Charlotte (photo credit Scott Lunn / @ScottLunn © PWTorch)


PWTorch reader Joe G. asks: Now that Drew Galloway is injured can we expect Aron Rex to turn heel? Drew can than return from injury as a babyface?

PWTorch editor Wade Keller answers: I think Aron Rex is more suited to be a heel and Drew more suited to be a babyface, so in that sense, it’s a good move. The downside is turning Drew twice relatively quickly can do more damage than the positive gained from him turning back to the babyface role he’s more suited for. Rex hasn’t clicked yet in TNA. His promos seem reserved and robotic and just lack any verve or wit that he known for in WWE as Damien Sandow. If I had to vote to turn them both of keep them as they are, I’d vote to turn them both, but with some reservations. Rex is much more talented than he’s shown so far in TNA, so change for him could be particularly beneficial. Last night at Bound for Glory, Drew’s interview felt like it leaned babyface, so maybe you’re onto something.

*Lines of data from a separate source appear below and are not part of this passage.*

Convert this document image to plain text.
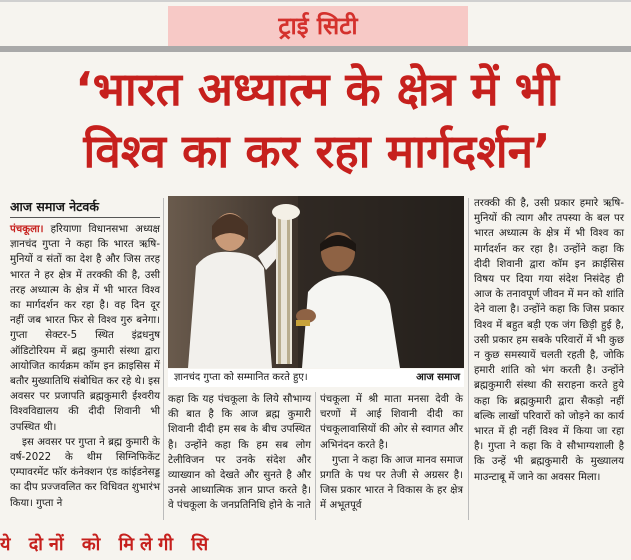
ट्राई सिटी
‘भारत अध्यात्म के क्षेत्र में भी
विश्व का कर रहा मार्गदर्शन’
आज समाज नेटवर्क

पंचकूला। हरियाणा विधानसभा अध्यक्ष ज्ञानचंद गुप्ता ने कहा कि भारत ऋषि-मुनियों व संतों का देश है और जिस तरह भारत ने हर क्षेत्र में तरक्की की है, उसी तरह अध्यात्म के क्षेत्र में भी भारत विश्व का मार्गदर्शन कर रहा है। वह दिन दूर नहीं जब भारत फिर से विश्व गुरु बनेगा। गुप्ता सेक्टर-5 स्थित इंद्रधनुष ऑडिटोरियम में ब्रह्म कुमारी संस्था द्वारा आयोजित कार्यक्रम कॉम इन क्राइसिस में बतौर मुख्यातिथि संबोधित कर रहे थे। इस अवसर पर प्रजापति ब्रह्मकुमारी ईश्वरीय विश्वविद्यालय की दीदी शिवानी भी उपस्थित थी।

इस अवसर पर गुप्ता ने ब्रह्म कुमारी के वर्ष-2022 के थीम सिग्निफिकेंट एम्पावरमेंट फॉर कंनेक्शन एंड कांईडनेसड्ड का दीप प्रज्जवलित कर विधिवत शुभारंभ किया। गुप्ता ने

ज्ञानचंद गुप्ता को सम्मानित करते हुए।	आज समाज

कहा कि यह पंचकूला के लिये सौभाग्य की बात है कि आज ब्रह्म कुमारी शिवानी दीदी हम सब के बीच उपस्थित है। उन्होंने कहा कि हम सब लोग टेलीविजन पर उनके संदेश और व्याख्यान को देखते और सुनते है और उनसे आध्यात्मिक ज्ञान प्राप्त करते है। वे पंचकूला के जनप्रतिनिधि होने के नाते

पंचकूला में श्री माता मनसा देवी के चरणों में आई शिवानी दीदी का पंचकूलावासियों की ओर से स्वागत और अभिनंदन करते है।

गुप्ता ने कहा कि आज मानव समाज प्रगति के पथ पर तेजी से अग्रसर है। जिस प्रकार भारत ने विकास के हर क्षेत्र में अभूतपूर्व

तरक्की की है, उसी प्रकार हमारे ऋषि-मुनियों की त्याग और तपस्या के बल पर भारत अध्यात्म के क्षेत्र में भी विश्व का मार्गदर्शन कर रहा है। उन्होंने कहा कि दीदी शिवानी द्वारा कॉम इन क्राईसिस विषय पर दिया गया संदेश निसंदेह ही आज के तनावपूर्ण जीवन में मन को शांति देने वाला है। उन्होंने कहा कि जिस प्रकार विश्व में बहुत बड़ी एक जंग छिड़ी हुई है, उसी प्रकार हम सबके परिवारों में भी कुछ न कुछ समस्यायें चलती रहती है, जोकि हमारी शांति को भंग करती है। उन्होंने ब्रह्मकुमारी संस्था की सराहना करते हुये कहा कि ब्रह्मकुमारी द्वारा सैकड़ो नहीं बल्कि लाखों परिवारों को जोड़ने का कार्य भारत में ही नहीं विश्व में किया जा रहा है। गुप्ता ने कहा कि वे सौभाग्यशाली है कि उन्हें भी ब्रह्मकुमारी के मुख्यालय माउन्टाबू में जाने का अवसर मिला।

ये दोनों को मिलेगी सि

PWTorch reader Roxanne asks: I have enjoyed the so-called Diva’s Revolution. Have women finally earned the respect they deserve in wrestling, or do they still have a ways to go? Should there be a Women’s Royal Rumble to augment the men’s Rumble to earn a title shot at WrestleMania?

PWTorch editor Wade Keller answers: They have made great strides. I liked the ceremony for Gail Kim last night, and I think her work in TNA at a time when WWE’s “Divas” division was in the depths of demeaning pillow fights and lingerie contests did establish an example of how women’s wrestling in the U.S. could be treated more seriously (which was undercut by repeated promos cut by TNA Knockouts calling each other “skanks” and references to going back to their jobs at the strip club). Then came Ronda Rousey (preceded on a smaller scale by Gina Caruso) in MMA. Then came NXT’s women’s division. Each step along the way led to what is today a stronger division in WWE in terms of its presentation and athleticism. There are still weaknesses, such as the depth of talent, especially post-roster-split. It’s WWE, and there’s going to be a range of character, some of which might seem taking a step back, but it’s probably no worse now than the range of men’s characters.

I think Charlotte is a great representative for the Women’s Division on Raw, and of course Bayley, Becky Lynch, Natalya, and Sasha Banks are good anchors to build around. The next step for WWE is to build a rivalry for Charlotte that justifies headlining a Raw with a big title match or, even better, a WWE PPV event with a Charlotte title defense.

As for the Rumble for women, I must confess to loving the Royal Rumble as a match, but not liking it conceptually as a vehicle to prove who deserves a title shot at WrestleMania. It’s good business to do it, s it adds a ton of prestige to the Rumble match because it has major ramifications, but the winner of the match is such a result of luck (of the draw, of who they bump into or are double-teamed by) that has no thing to do with earning the no. 1 contender slot in a one-on-one match against the champion. I’m not suggesting a change in the current Rumble format, but I think the Women’s Division is better off having top contenders determined by matches that resemble the one-on-one title match they’re aiming for. I also think it waters down the Rumble to have more than one Rumble match per year.

PWTorch reader Avilies G. asks: Is it possible for pro wrestling to matter in the culture like pro wrestling does in Japan?
PWTorch editor Wade Keller answers: The presentation of pro wrestling, especially over the last 30 years, is so different in both countries that it’s difficult to compare them anymore. That said, there are aspects of how pro wrestling is presented in Japan that would translate to the United States in the right setting, and the influx of wrestlers who just a couple years ago were big names in New Japan – A.J. Styles, Karl Anderson, Luke Gallows, Finn Balor, Hideo Itami, Shinsuke Nakamura – shows that the talent that makes someone standout in Japan translates to today’s WWE when they are presented a certain way.